After dinner came two scary movies. It Follows is the cleverest horror flick I’ve seen since The Cabin in the Woods. Maika Monroe plays a college girl named Jay whose date with a new guy (Jake Weary) goes very bad when he gives her to an entity he calls “It.” It takes the form of various people, sometimes changing shape when it turns a corner. By having sex with Jay, the guy passes It along to her, telling her that It will keep stalking her until It kills her, but she can get rid of It by having sex with someone else. Only Jay can see It, so when she tells her friends that there’s an old woman walking slowly across campus coming for her, they think she’s just traumatized from her quasi-rape experience with the guy. There’s a nifty shot with the camera mounted to the wheelchair where the guy has Jay tied up, but mostly the movie gets its juice from the shape-changing monster, which moves with the slow relentlessness of a zombie. The characters have smartphones, but director David Robert Mitchell films this like a 1970s horror movie, with tree-lined suburban streets, period cars, and a synth-heavy score by Disasterpeace. It Follows is getting a wide release next March, and I highly recommend you see it when that happens.

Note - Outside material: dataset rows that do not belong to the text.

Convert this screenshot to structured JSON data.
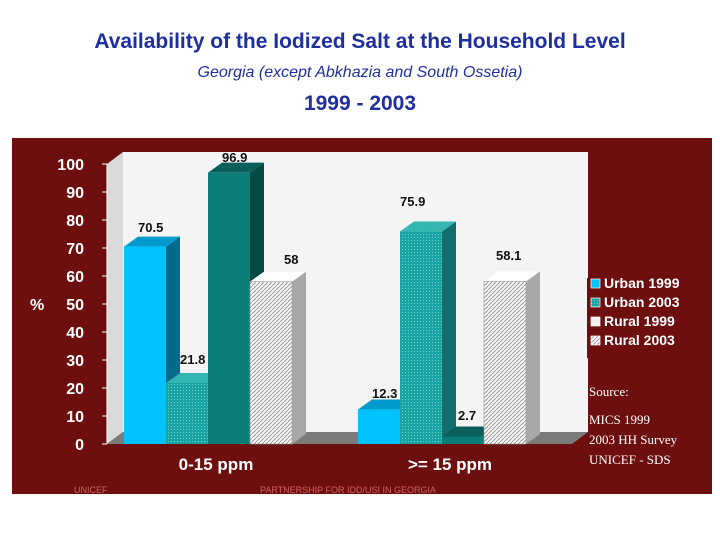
{
  "header": {
    "title": "Availability of the Iodized Salt at the Household Level",
    "subtitle": "Georgia (except Abkhazia and South Ossetia)",
    "years": "1999 - 2003"
  },
  "chart_data": {
    "type": "bar",
    "categories": [
      "0-15 ppm",
      ">= 15 ppm"
    ],
    "series": [
      {
        "name": "Urban 1999",
        "values": [
          70.5,
          12.3
        ]
      },
      {
        "name": "Urban 2003",
        "values": [
          21.8,
          75.9
        ]
      },
      {
        "name": "Rural 1999",
        "values": [
          96.9,
          2.7
        ]
      },
      {
        "name": "Rural 2003",
        "values": [
          58,
          58.1
        ]
      }
    ],
    "data_labels": [
      [
        "70.5",
        "21.8",
        "96.9",
        "58"
      ],
      [
        "12.3",
        "75.9",
        "2.7",
        "58.1"
      ]
    ],
    "ylabel": "%",
    "ylim": [
      0,
      100
    ],
    "yticks": [
      "0",
      "10",
      "20",
      "30",
      "40",
      "50",
      "60",
      "70",
      "80",
      "90",
      "100"
    ],
    "legend_position": "right",
    "bar_style": "3d",
    "colors": {
      "Urban 1999": "#00c2ff",
      "Urban 2003": "#1aa3a3",
      "Rural 1999": "#0b7d78",
      "Rural 2003": "#f2f2f2",
      "panel_background": "#6e0f0f",
      "plot_wall": "#f4f4f4",
      "floor": "#7b7b7b"
    }
  },
  "source": {
    "heading": "Source:",
    "lines": [
      "MICS 1999",
      "2003 HH Survey",
      "UNICEF - SDS"
    ]
  },
  "footer": {
    "left": "UNICEF",
    "center": "PARTNERSHIP FOR IDD/USI IN GEORGIA"
  }
}
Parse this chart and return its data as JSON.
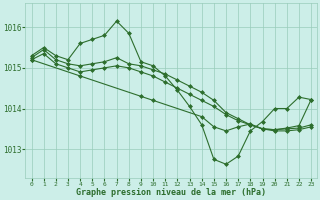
{
  "xlabel": "Graphe pression niveau de la mer (hPa)",
  "background_color": "#cceee8",
  "grid_color": "#99ccbb",
  "line_color": "#2d6e2d",
  "marker_color": "#2d6e2d",
  "xlim": [
    -0.5,
    23.5
  ],
  "ylim": [
    1012.3,
    1016.6
  ],
  "yticks": [
    1013,
    1014,
    1015,
    1016
  ],
  "xticks": [
    0,
    1,
    2,
    3,
    4,
    5,
    6,
    7,
    8,
    9,
    10,
    11,
    12,
    13,
    14,
    15,
    16,
    17,
    18,
    19,
    20,
    21,
    22,
    23
  ],
  "line1_x": [
    0,
    1,
    2,
    3,
    4,
    5,
    6,
    7,
    8,
    9,
    10,
    11,
    12,
    13,
    14,
    15,
    16,
    17,
    18,
    19,
    20,
    21,
    22,
    23
  ],
  "line1_y": [
    1015.3,
    1015.5,
    1015.3,
    1015.2,
    1015.6,
    1015.7,
    1015.8,
    1016.15,
    1015.85,
    1015.15,
    1015.05,
    1014.8,
    1014.45,
    1014.05,
    1013.6,
    1012.75,
    1012.63,
    1012.83,
    1013.45,
    1013.68,
    1014.0,
    1014.0,
    1014.28,
    1014.22
  ],
  "line2_x": [
    0,
    1,
    2,
    3,
    4,
    5,
    6,
    7,
    8,
    9,
    10,
    11,
    12,
    13,
    14,
    15,
    16,
    17,
    18,
    19,
    20,
    21,
    22,
    23
  ],
  "line2_y": [
    1015.25,
    1015.45,
    1015.2,
    1015.1,
    1015.05,
    1015.1,
    1015.15,
    1015.25,
    1015.1,
    1015.05,
    1014.95,
    1014.85,
    1014.7,
    1014.55,
    1014.4,
    1014.2,
    1013.9,
    1013.75,
    1013.6,
    1013.5,
    1013.48,
    1013.5,
    1013.52,
    1013.6
  ],
  "line3_x": [
    0,
    1,
    2,
    3,
    4,
    5,
    6,
    7,
    8,
    9,
    10,
    11,
    12,
    13,
    14,
    15,
    16,
    17,
    18,
    19,
    20,
    21,
    22,
    23
  ],
  "line3_y": [
    1015.2,
    1015.35,
    1015.1,
    1015.0,
    1014.9,
    1014.95,
    1015.0,
    1015.05,
    1015.0,
    1014.9,
    1014.8,
    1014.65,
    1014.5,
    1014.35,
    1014.2,
    1014.05,
    1013.85,
    1013.7,
    1013.6,
    1013.5,
    1013.45,
    1013.45,
    1013.48,
    1013.55
  ],
  "line4_x": [
    0,
    4,
    9,
    10,
    14,
    15,
    16,
    17,
    18,
    19,
    20,
    21,
    22,
    23
  ],
  "line4_y": [
    1015.2,
    1014.8,
    1014.3,
    1014.2,
    1013.8,
    1013.55,
    1013.45,
    1013.55,
    1013.62,
    1013.5,
    1013.48,
    1013.52,
    1013.58,
    1014.22
  ]
}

Still, it’s not as harrowing as the Australian flick The Babadook. Essie Davis plays a widowed mother named Amelia whose 6-year-old son Sam (Noah Wiseman) sees monsters in their house and makes weapons out of household objects to protect himself from them. The kid would be a handful for two parents, prone to screaming tantrums and violence, including a shocking act directed at a cousin who taunts him for not having a dad. Then Sam finds a mysterious picture book in the house called Mister Babadook, whose black-and-white pop-up illustrations make it the most terrifying children’s book I’ve ever read. No wonder Sam bursts into hysterical tears at it. Sam becomes obsessed with the monster from the book, and when Amelia loses her composure at Sam (“Why can’t you be normal?”), he looks away and starts screaming at empty space, begging the Babadook to go away. Then he goes into convulsions. You want terror? How about some of that? Not only does this movie get into fears of having a severely disturbed child, but also of having a severely disturbed parent, as Amelia starts to lose her grip on reality trying to keep Sam under control and the movie turns into a hybrid of The Shining and The Others. The scariest part of this movie is undoubtedly Davis’ performance, as we start to suspect that the Babadook may just be the monster rampaging through her grieving, sleep-deprived head. The movie is the brainchild of writer-director Jennifer Kent, and it will haunt your nightmares.

Speaking of nightmares, that’s what my schedule looks like for the last day of the festival. I may have to make some hard choices.